Becky Buffington, district administrator for ESD 2, said she too is opposed to the bill which is slated to only affect Orange County.

However, Bridge City will be able to afford the costs associated with an election. But, is concerned with smaller districts.

“By statute an ESD commissioner can make up to $3,000 per year,” Buffington said.

In addition, by law the board has to have five members who live within the district, she said.

Another issue Buffington brought to light is the fact the ESD 2 board is mostly made up of former firefighters who have a grasp of what it takes to run a fire department. Those who have not had any training may not realize the costs of fire trucks and equipment.
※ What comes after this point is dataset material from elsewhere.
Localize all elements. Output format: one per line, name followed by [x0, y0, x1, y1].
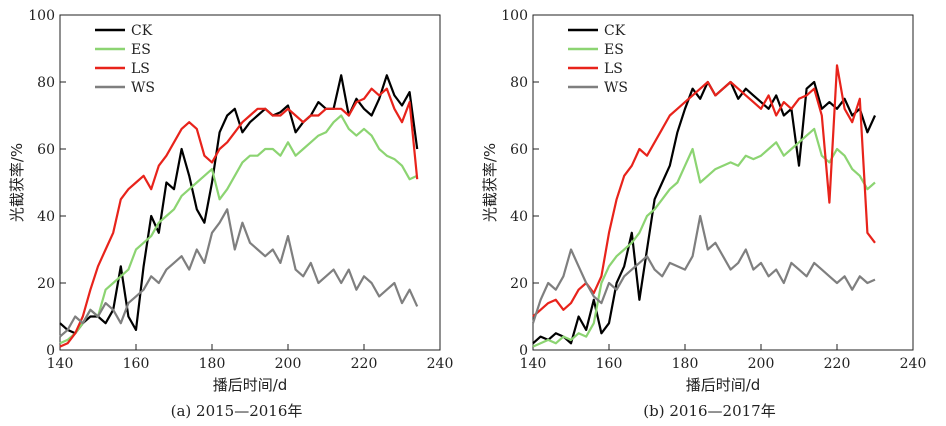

“We are not for it either,” Buffington said of the bill.

The bill is expected to pass and take effect Sept. 1.

According to Buffington, this would force the ESD to hold an election by the end of the year for the seats.

The bill states, “The changes in law made by this Act do not affect the entitlement of a commissioner of a board of emergency services commissioners serving on the board immediately before the effective date of this Act to continue to carry out the board’s functions for the remainder of the commissioner’s term.”

Section B is “This Act does not prohibit a person who is a commissioner on the effective date of this Act and who was appointed under Section 775.034, Health and Safety Code, from running for election to the board if the person has the qualifications required for a member.”

Section C is  “A person serving as a member of a board of emergency services commissioners on the effective date of this Act who was appointed shall continue to serve until the election and qualification of a new commissioner for that position.”

Furthermore, the bills states, in 2014, “the county judge of a county with an emergency services district shall establish an election to replace a commissioner appointed before the effective date of this Act as near as practicable to the date of the expiration of the appointed commissioner’s term.  A commissioner elected under this subsection serves a two-year term but the successor serves a four-year term.”

According to Buffington, the public hearing on the matter has already occurred and all they can do is hope for the best.